La campanita de la recepción siempre se desarmaba. Sabía que era una reliquia familiar, pero él pensaba que era una vergüenza, los clientes se asustaban cuando la usaban al quedarse con la mitad de la campanita en la mano. Sonó una vez, como siempre. Dejó al pajarito y corrió a la recepción. Era de su altura, moreno y tenía una mirada un poco inquietante. Tuvo que pedirle que repitiera su nombre, Jairo, nombre de viejo, pero no era muy grande. Le molestaba que sonriera tanto, le generaba cierta intranquilidad, como si este Jairo estuviera escondiendo algo detrás de esa sonrisa. La habitación 5, una sola maleta, sería un viaje corto. Las escaleras hasta la habitación se hicieron eternas, Jairo no dejaba de narrar historias de su vida, y de que estaba de camino a conocer a sus abuelos, que nunca los había visto ni ellos a él, que eran la única familia que le quedaba y bla bla bla. En su habitación abrió la maleta y le mostro una foto. Carolina, su abuela y Santiago su abuelo. Se veían muy jóvenes para ser abuelos. Un golpe. Le informo la hora de la cena por si quería unirse. Y se fue corriendo. ¿Otra vez? Segunda vez en el día. Necesitaba ir afuera, estaba oscureciendo, así que prefirió refugiarse en el garaje, rodeado de su silencio y de los pajaritos, dormidos. Calma.

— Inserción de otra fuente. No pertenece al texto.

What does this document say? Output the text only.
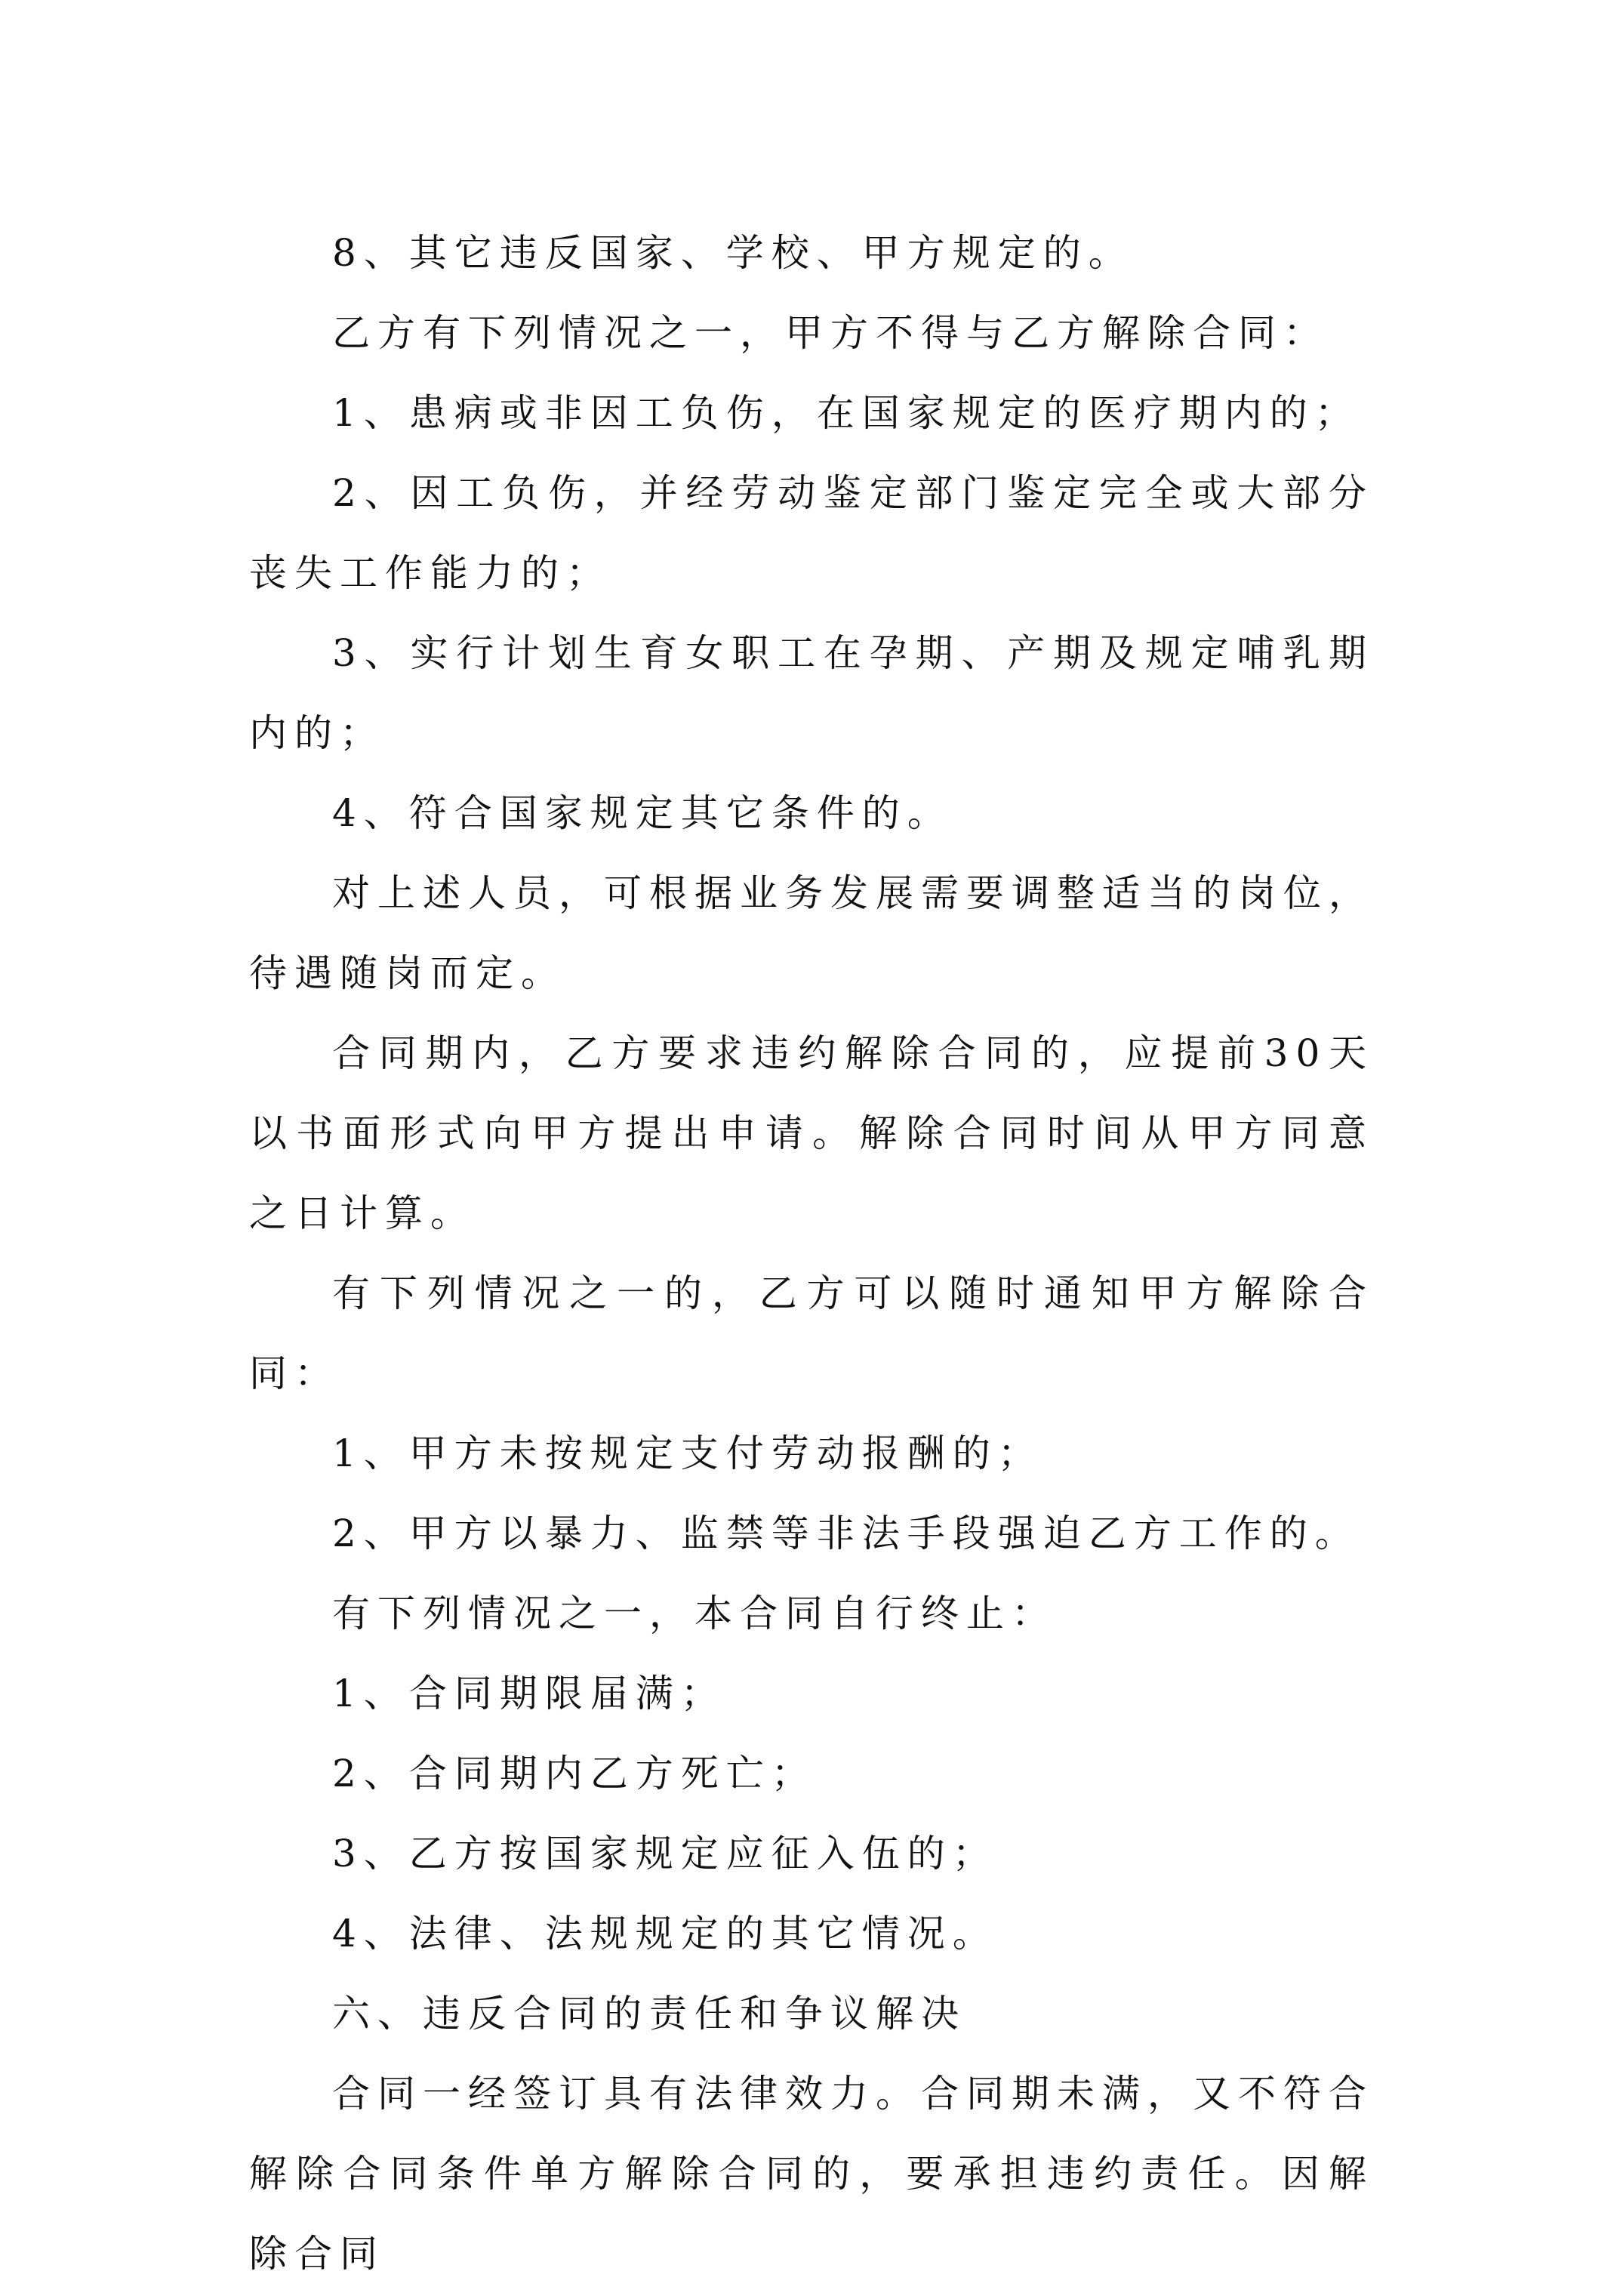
8、其它违反国家、学校、甲方规定的。

乙方有下列情况之一，甲方不得与乙方解除合同：

1、患病或非因工负伤，在国家规定的医疗期内的；

2、因工负伤，并经劳动鉴定部门鉴定完全或大部分丧失工作能力的；

3、实行计划生育女职工在孕期、产期及规定哺乳期内的；

4、符合国家规定其它条件的。

对上述人员，可根据业务发展需要调整适当的岗位，待遇随岗而定。

合同期内，乙方要求违约解除合同的，应提前30天以书面形式向甲方提出申请。解除合同时间从甲方同意之日计算。

有下列情况之一的，乙方可以随时通知甲方解除合同：

1、甲方未按规定支付劳动报酬的；

2、甲方以暴力、监禁等非法手段强迫乙方工作的。

有下列情况之一，本合同自行终止：

1、合同期限届满；

2、合同期内乙方死亡；

3、乙方按国家规定应征入伍的；

4、法律、法规规定的其它情况。

六、违反合同的责任和争议解决

合同一经签订具有法律效力。合同期未满，又不符合解除合同条件单方解除合同的，要承担违约责任。因解除合同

Jairo hacia muchas preguntas, ya no sonreía tanto. ¿Por qué le importaba lo que pasará ahí? Si él solo estaba de paso. Jairo decidió quedarse una noche más. Ese día había tenido que preparar él su mate y sus tostadas. No la había visto desde la noche anterior, en la cena que compartieron con Jairo, y donde éste había compartido de nuevo su historia. Su padre fascinado le hacía preguntas, que en el fondo Tadeo sabía no tenían ningún sentido. No había podido disimular su cara de asco, al tener que estar sentado y compartiendo la cena con ese tipo. Lo despreciaba cada vez más, no podía creer que fueran familia. Para cerrar la noche su padre, le hizo un chiste sobre lo parecidos que eran Jairo y Tadeo, solo que Tadeo era más orejón.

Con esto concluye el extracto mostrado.